The proposal submitted to the legislative branch of the government by the executive several days ago outlines a Mexico tax reform package that has caught the attention of many maquiladora industry watchers. This is the second in a series of blog posts on this subject.

In addition to narrowing the definition of what a “maquladora operation” is in an important way, the proposed Mexico tax reform of 2013 is worthy of scrutiny for several other reasons:

Once deemed a “maquiladora operation” a foreign manufacturing plant for export in Mexico the maquiladora regime provides or favorable treatment vis a vis Mexican tax law. In the proposed tax reform of 2013 maquiladoras “would have to comply with their transfer pricing obligations by following “Safe Harbor” provisions.  Safe Harbor status shields foreign partners and ownership of a maquiladora by enabling them to avoid setting up a “permanent establishment.”
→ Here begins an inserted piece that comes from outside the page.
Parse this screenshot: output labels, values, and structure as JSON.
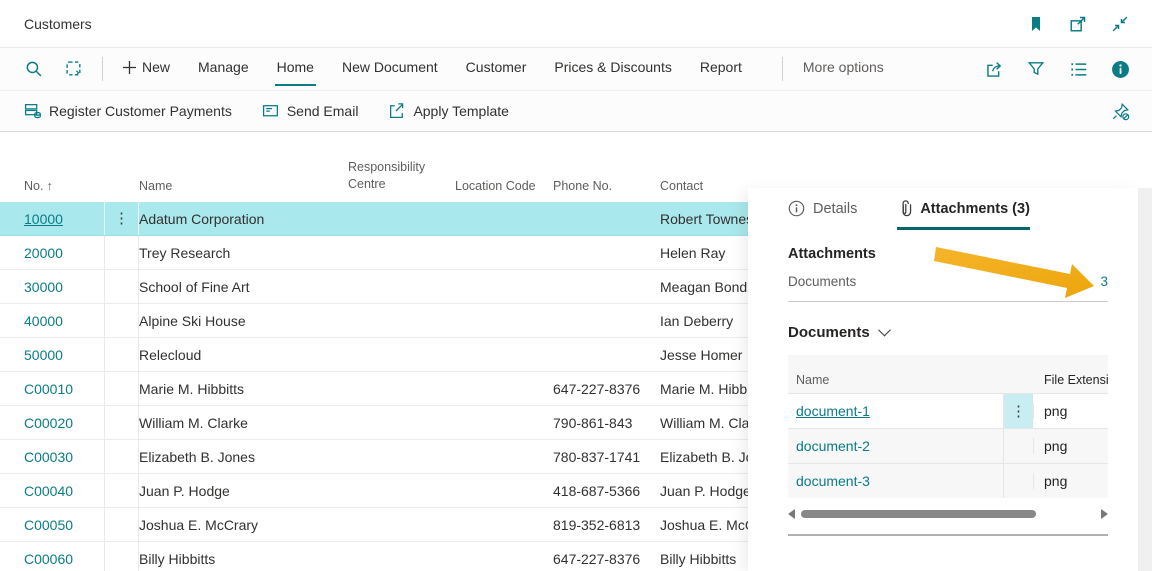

There are two ways to set up a Safe Harbor in Mexico for tax purposes:
(1) implement safe harbor rules and/or provide appropriate transfer pricing documentation
(2) obtain an APA, or an Advanced Pricing Agreement, via a private ruling by Mexican
taxation authorities.

In addition to an important issue such as permanent establishment, the Mexico tax reform proposal of 2003 also puts other significant items on the table. For instance:

  • It examines a limitation on the deductions that can be made related to the payment of salary and wages
  • It would provide for new methods of crediting corporate taxes paid at other locations
  • The proposal would create a uniform rate of VAT taxation nationwide.